I believe (don't have references on this, but used to follow aviation electronics news pretty voraciously) that in the US, at least, the great majority of air traffic control is based on secondary radar.
For a given amount of transmit power, secondary radar has much greater range (distance at which aircraft may be tracked). And with Mode C / Mode S, the information from secondary radar is much more useful for traffic control purposes.
Primary radar not only has limited range, but also locates the target with accuracy only to some point over the ground -- its ability to measure altitude is generally lousy.
Primary radar is also liable to "confusion" by echoes from objects other than aircraft, and emitted or reflected microwave signals from sources other than the radar itself.
For ATC purposes, primary radar only adds value for aircraft flying without a functioning transponder.
On the other side, military radar for air defense and missile defense obviously relies on primary radar, because it is vital to track aircraft that purposely don't respond to secondary radar interrogation.
In the well-to-do countries of the West, there is usually abundant air defense radar coverage, at least near the frontiers (of course, smaller countries will have nearly 100% air defense radar coverage, because all of their territory is near a frontier).
Where the tricky bit comes in, is that the air defense and traffic control systems are (in general) quite separate. My guess is that few (if any) Western countries automatically "feed in" the air defense primary radar to the ATC system, in such a way that a target would show up on a controller's console.
Thus, the national air defense system may be tracking a Russian bomber, but if ATC knows its location, it may only be by a telephone call from the military to an ATC facility.
Some air traffic radar sets can show the primary target as well as the secondary (transponder) target.

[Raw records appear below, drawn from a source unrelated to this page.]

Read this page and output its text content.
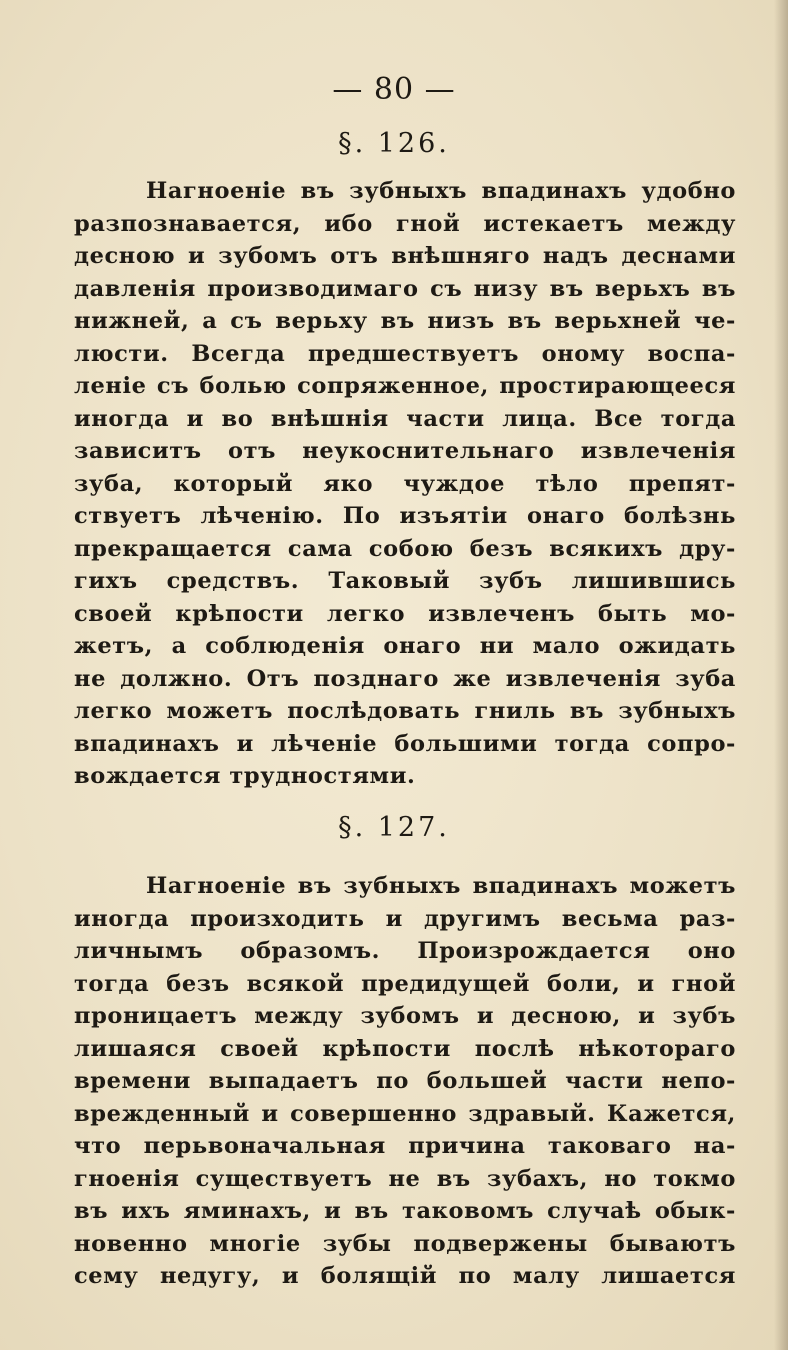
— 80 —
§. 126.
Нагноеніе въ зубныхъ впадинахъ удобно
разпознавается, ибо гной истекаетъ между
десною и зубомъ отъ внѣшняго надъ деснами
давленія производимаго съ низу въ верьхъ въ
нижней, а съ верьху въ низъ въ верьхней че-
люсти. Всегда предшествуетъ оному воспа-
леніе съ болью сопряженное, простирающееся
иногда и во внѣшнія части лица. Все тогда
зависитъ отъ неукоснительнаго извлеченія
зуба, который яко чуждое тѣло препят-
ствуетъ лѣченію. По изъятіи онаго болѣзнь
прекращается сама собою безъ всякихъ дру-
гихъ средствъ. Таковый зубъ лишившись
своей крѣпости легко извлеченъ быть мо-
жетъ, а соблюденія онаго ни мало ожидать
не должно. Отъ позднаго же извлеченія зуба
легко можетъ послѣдовать гниль въ зубныхъ
впадинахъ и лѣченіе большими тогда сопро-
вождается трудностями.
§. 127.
Нагноеніе въ зубныхъ впадинахъ можетъ
иногда произходить и другимъ весьма раз-
личнымъ образомъ. Произрождается оно
тогда безъ всякой предидущей боли, и гной
проницаетъ между зубомъ и десною, и зубъ
лишаяся своей крѣпости послѣ нѣкотораго
времени выпадаетъ по большей части непо-
врежденный и совершенно здравый. Кажется,
что перьвоначальная причина таковаго на-
гноенія существуетъ не въ зубахъ, но токмо
въ ихъ яминахъ, и въ таковомъ случаѣ обык-
новенно многіе зубы подвержены бываютъ
сему недугу, и болящій по малу лишается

I believe this was quite standard years ago. How these things work today, I don't know. They may have given up on displaying primary returns.
Of course, intruding military aircraft may use some combination of (a) low observables technology (AKA stealth), (b) electronic countermeasures to reduce radar detection, or (c) terrain masking (nap of the earth). If such aircraft are trying to hide, civilian radars have poor chances of seeing them anyway.
On the other hand, if the Russian air force hasn't completely lost its marbles, their "probing" flights into Western countries might actually be made with the transponders operating, in which case ATC would see them without difficulty.
Not that I recommend anybody, to rely on Russians doing the sane thing.